I have time to amble back to the station in time to catch a train back to Haarlem. The sun is brighter so I re-take a picture of the bicycles parked in from of Den Haag Central, thinking it should impress people at home. The return trip stops at all stations and has an unhurried ambiance of non-rush hour commuting. I don’t recognise the station when it reaches Haarlem, and because a few people have stayed on I think we still have a way to go. 5 minutes later I realise we must have arrived so I get out. I notice straight away that the train is right up against the buffer at the end of the line.

Coming out onto the street I’m at the end of the station, about 100 meters from the door where I entered this morning. The gap between me and that door is full of bicycles, thousands of them. I must ask why they’re parked there – it’s not as if people are commuting on a Saturday.
I walk back through cold crowded streets, my coat, scarf and hat a great comfort. An old Duesenberg rolls past me as I wait to cross the road near a bridge over a canal. I think it’s the first time I’ve seen one in motion. The driver wears 1930’s attire and a Sherlock Holmes cap. People are shopping and there’s an almost festive air about things.

In 10 minutes I'm back at the hotel where I freshen up and watch some TV; a show about refurbishing a VW van for some lucky guy in California. They do a great job and it’s entertaining to watch. Almost everyone on screen is fed well beyond what’s required for their health.

There's a small bar a few doors down, at the corner of the old square, where the Robert the barmen and patrons are friendly and the beer really good. I head there for company and refreshment about 6.00. It’s full and noisy with a convivial Saturday evening feel. My plan is to have a couple of beers and stroll down the lane full of restaurants, for dinner at one I visited last year. The barman introduces me to a couple standing at the bar and we strike up a conversation.

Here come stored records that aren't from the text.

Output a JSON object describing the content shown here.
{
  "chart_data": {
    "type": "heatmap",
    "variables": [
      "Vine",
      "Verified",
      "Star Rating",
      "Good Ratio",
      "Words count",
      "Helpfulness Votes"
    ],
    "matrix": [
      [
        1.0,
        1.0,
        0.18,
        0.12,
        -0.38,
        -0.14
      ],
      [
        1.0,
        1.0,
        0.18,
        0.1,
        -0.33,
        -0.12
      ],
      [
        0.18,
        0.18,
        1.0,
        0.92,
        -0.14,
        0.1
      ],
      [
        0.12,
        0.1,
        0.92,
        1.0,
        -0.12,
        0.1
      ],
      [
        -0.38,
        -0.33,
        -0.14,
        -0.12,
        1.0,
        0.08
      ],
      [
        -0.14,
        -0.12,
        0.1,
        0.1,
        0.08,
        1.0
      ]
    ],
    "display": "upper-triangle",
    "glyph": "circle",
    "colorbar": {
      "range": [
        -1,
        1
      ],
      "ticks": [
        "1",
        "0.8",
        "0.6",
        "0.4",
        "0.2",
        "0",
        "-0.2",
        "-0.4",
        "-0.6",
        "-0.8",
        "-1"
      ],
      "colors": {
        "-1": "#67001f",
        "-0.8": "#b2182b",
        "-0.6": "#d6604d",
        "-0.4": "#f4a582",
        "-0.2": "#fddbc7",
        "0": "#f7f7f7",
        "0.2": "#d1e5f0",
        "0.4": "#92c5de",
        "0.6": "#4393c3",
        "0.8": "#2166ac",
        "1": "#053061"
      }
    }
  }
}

The man (didn’t get the name) is a fireman and wants to talk about Victoria’s bushfires. Since I left home a week ago so many people have asked me that I have a little summary! He shakes his head at the number of deaths, and tells me that in Haarlem he attends and average of 2 fire deaths each year. His face turns sombre and he looks at the floor.

Things perk up when his friends Rene and wife arrive. They are old mates, who live within 500 metres of the bar (it’s one of many such places around the square) and they haven’t seen each other for months. Rene was born in Adelaide and has lived in Haarlem for 39 years. He goes back every few years for a long family holiday. We talk about footy and the fires and our respective jobs. He insists on buying me a beer.

I get a whole new angle on "Dutch Treat". They say “will you have a beer with me?” It’s hard to say no, even if I wanted to. Then his fireman mate does the same, so my couple of beers has become 4. Then the barman does the same so I start planning my departure.

While this is going on, they’ve explained the history of the bar, which has been there since 1875, and looks it. I’m told it’s typical of Dutch bars, both in appearance and history. I ask about the Latin inscription above the window - "Dulce et decorum estin taberna mori". This prompts an animated discussion and Robert produces from under the bar a book which is a little history someone put together many years ago. They continue the animated discussion and I scan through the book. There’s a poem written by Wilfred Owen, whom I’ve never heard of, but who was obviously a soldier in the First World War. It’s a moving lament - really moving - around the idea that the notion of noble sacrifice in dying for your country is a cruel fake. The poem is dulce et decorum est - the beginning of the Latin inscription above me.

Thankfully, my generous hosts are ready to go, so I pay my bill and leave. It’s about 7:30 by now and s0 I decide to have room service dinner and get an early night because I leave early in the morning.

Back in my room, Mr Google introduces me to Wilfred Owen. I feel ignorant – he was one of the great poets of the War. The only ones I heard of were Rupert Brooke, and Seigfried Sassoon. I have something here to cogitate upon.